Hydrothermal assisted synthesis of zeolite based nickel deposited poly(pyrrole-co-fluoro aniline)/CuS catalyst for methanol and sulphur fuel cell applications

With the ultimate aim of improving overall performance of direct alkaline methanol fuel cell and direct alkaline sulphur fuel cell (DSFC), an innovative attempt is made for the development of cost effective electrocatalyst with fascinating morphology as an anode material. In this study, copper sulphide doped Poly(Py-co-FA) coated coal fly ash (CFA) based zeolite (CFA-Ze) as a supporting material was synthesized through the hydrothermal process. The obtained nickel deposited Poly(Py-co-FA)/CuS/CFA-Ze composite was characterized by infrared spectroscopy, X-ray diffraction analysis, scanning electron microscopy, transmission electron microscopy and cyclic voltammetry studies. The SEM and TEM pictures confirm the graphene sheet like structure formation through the interconnected bucky cage like shaped constitutions. Electrode modified with the synthesized catalyst exhibits improved catalytic activity for both oxidation of methanol and sulphide ion in alkaline medium. The novel catalyst used here is not only employed for the power generation, but also for the removal of sulphide waste, which is serving as a unique promoter of energy, waste management and green energy applications.
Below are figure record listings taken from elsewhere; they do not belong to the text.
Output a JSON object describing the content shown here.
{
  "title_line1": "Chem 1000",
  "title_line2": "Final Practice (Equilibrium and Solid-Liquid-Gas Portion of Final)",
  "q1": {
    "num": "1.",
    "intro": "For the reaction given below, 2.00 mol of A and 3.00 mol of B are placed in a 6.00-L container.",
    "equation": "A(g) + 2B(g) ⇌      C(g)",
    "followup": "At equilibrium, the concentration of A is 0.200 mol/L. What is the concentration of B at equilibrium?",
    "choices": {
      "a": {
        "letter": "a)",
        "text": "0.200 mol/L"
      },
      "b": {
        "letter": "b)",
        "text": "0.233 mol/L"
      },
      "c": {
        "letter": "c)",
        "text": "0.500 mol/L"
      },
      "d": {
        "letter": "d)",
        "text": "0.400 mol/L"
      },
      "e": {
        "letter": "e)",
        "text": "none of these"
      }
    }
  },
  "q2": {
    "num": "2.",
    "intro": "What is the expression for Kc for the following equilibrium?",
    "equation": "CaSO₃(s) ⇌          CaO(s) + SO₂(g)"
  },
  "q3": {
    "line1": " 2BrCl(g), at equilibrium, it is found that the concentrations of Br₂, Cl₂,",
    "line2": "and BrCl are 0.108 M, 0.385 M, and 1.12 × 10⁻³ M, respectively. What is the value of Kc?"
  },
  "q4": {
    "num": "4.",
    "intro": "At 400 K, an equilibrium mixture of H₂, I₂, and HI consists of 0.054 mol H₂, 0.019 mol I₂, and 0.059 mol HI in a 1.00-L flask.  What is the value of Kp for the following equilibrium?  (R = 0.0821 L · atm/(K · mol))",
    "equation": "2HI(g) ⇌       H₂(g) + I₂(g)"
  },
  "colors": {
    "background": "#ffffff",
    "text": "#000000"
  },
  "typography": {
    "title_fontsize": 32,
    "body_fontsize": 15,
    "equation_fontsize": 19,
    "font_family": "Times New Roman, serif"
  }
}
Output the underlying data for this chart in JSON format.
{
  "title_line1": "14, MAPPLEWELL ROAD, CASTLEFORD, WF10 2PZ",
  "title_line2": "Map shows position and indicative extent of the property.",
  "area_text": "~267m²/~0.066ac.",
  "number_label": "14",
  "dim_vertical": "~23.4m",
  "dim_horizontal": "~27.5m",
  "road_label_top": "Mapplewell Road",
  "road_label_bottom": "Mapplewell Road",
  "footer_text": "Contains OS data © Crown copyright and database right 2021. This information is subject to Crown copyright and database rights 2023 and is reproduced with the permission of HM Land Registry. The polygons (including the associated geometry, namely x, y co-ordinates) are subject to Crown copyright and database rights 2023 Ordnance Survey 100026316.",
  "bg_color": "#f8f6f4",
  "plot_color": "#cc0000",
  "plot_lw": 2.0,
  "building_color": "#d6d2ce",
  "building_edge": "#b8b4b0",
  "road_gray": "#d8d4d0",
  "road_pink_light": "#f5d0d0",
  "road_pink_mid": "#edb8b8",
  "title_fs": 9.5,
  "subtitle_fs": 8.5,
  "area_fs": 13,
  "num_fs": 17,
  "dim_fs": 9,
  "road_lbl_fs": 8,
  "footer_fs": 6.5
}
Further, Ni/Poly(Py-co-FA)/CuS/CFA-Ze shows enhanced catalytic activity and stability when compared to that of Ni/Poly(Py-co-FA), Ni/CuS/CFA-Zeand Ni/CFA-Ze catalysts. The single stack alkaline fuel cell shows the maximum power density of 88.64 and 34.78·mWcm− 2 for methanol and Na2S, respectively. From the overall studies, it was concluded that the prepared Ni/Poly(Py-co-FA)/CuS/CFA-Ze catalyst is a potent, low cost and non-precious metal loaded electrode material with enhanced catalytic activity for direct alkaline fuel cells.